The message of free grace is becoming more and more widespread in the church these days. It is a message that resonates with many who feel beat down by legalistic messages they have heard in churches. There are many proponents of free grace, such as Steve Brown, author of Scandalous Freedom and Three Free Sins, and Tullian Tchividjian, author of Glorious Ruin and One Way Love. At the same time, there is a push back from those who believe the idea of free grace cheapens the gospel and produces folks who just feel free to sin all they want. These people would refer to Bonhoeffer’s writing that Jesus calls us to “come and die,” and against “cheap grace.”
I believe that the message of the free grace of God to sinners and the calling to die are not incompatible. In fact they are parts of the same message. Jesus tells us that we cannot follow him if we don’t take up our cross and die to ourself. Scripture also tells us that the finished work of Christ on the cross frees us from the law of “do and live.” We are not under condemnation if we are in Christ and we have been made brand new. In Romans 6, Paul anticipates the arguments of those that say teaching grace leads to lawlessness and of those who say that grace allows us to sin more and more. In the first two verses, Paul asks if we should sin more in order for more grace to be given and then answers his question with, “No way! We’ve died to sin! How can we live in it?” In the rest of that chapter Paul goes on to tell us that we are to count ourselves as dead to sin and no longer under it’s control.
In Galatians, Paul says that he has been crucified with Christ, but that he lives because it is now Christ living in him. When grace captures us, we die to our self and begin to live in Christ. Unfortunately, because we still live in a broken world and sin is still present in us to varying degrees, we have to continually take up our cross daily. That taking up our cross is not striving to make ourselves acceptable to God by keeping the law. It has to do with giving up our interests because of what God has done for us.

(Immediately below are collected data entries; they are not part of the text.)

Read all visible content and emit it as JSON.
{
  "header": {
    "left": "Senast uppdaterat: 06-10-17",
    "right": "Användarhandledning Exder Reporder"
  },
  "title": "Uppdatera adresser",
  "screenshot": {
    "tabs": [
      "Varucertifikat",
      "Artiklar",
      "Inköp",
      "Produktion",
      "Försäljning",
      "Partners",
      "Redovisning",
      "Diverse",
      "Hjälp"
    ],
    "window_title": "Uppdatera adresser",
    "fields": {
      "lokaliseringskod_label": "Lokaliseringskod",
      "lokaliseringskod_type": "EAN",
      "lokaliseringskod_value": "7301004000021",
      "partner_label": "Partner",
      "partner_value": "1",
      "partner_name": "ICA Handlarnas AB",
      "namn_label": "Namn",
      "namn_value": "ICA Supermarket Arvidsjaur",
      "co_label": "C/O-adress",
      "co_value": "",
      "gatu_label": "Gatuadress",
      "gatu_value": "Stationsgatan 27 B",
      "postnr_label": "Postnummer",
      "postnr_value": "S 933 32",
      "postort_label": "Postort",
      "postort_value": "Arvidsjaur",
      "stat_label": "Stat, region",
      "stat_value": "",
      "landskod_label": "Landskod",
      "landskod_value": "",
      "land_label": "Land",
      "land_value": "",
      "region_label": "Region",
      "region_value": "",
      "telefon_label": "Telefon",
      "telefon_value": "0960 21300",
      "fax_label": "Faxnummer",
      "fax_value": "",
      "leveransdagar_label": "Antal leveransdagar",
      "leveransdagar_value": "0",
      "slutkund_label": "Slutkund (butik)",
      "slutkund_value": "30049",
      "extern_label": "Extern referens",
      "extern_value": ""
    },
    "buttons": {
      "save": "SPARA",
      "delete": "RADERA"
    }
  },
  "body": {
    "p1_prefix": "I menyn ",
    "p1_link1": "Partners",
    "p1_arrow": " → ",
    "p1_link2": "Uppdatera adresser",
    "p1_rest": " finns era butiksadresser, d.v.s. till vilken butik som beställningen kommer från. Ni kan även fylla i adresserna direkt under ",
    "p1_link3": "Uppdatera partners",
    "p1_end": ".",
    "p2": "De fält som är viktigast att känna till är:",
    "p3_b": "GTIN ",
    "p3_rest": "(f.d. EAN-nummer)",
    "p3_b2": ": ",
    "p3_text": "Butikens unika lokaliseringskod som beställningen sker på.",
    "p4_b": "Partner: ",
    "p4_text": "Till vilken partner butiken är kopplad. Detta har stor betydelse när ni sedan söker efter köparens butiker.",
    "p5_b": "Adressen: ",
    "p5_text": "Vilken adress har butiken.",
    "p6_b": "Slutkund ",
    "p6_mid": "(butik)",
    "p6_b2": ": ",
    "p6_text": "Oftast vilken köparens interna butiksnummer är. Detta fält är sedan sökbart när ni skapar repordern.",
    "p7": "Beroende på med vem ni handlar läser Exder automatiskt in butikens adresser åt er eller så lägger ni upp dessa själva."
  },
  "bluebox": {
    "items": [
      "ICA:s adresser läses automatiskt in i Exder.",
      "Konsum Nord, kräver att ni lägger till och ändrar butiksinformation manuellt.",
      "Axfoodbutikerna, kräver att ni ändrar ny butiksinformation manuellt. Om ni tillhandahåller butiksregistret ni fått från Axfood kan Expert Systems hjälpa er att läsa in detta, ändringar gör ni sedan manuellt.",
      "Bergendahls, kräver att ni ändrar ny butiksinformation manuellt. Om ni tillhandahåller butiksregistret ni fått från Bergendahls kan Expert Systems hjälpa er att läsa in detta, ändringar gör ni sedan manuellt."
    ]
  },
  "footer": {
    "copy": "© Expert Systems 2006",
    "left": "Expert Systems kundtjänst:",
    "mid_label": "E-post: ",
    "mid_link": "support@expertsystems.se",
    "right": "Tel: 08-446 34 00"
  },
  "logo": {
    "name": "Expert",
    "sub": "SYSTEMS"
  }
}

One way of looking at it is to look at our relationship to God and our relationship to others. The grace that God freely gives us is what makes us his beloved children. There is nothing we can do to earn it or lose it. In response to this grace and because Christ lives in us, we then do those things which show that same love and grace to others. We love because God first loved us. We die to ourselves by putting others first. Jesus said that the greatest love is to lay down our lives for others. We only do that through the grace of God in our hearts.
So, God offers us his free grace which will make us right with him and his beloved children. That grace causes us to give up ourselves, to die, in order that we may show that same grace to others. In the words of the song, grace calls us to “come and die, and find that I might truly live.”
I pray that you are resting in that grace.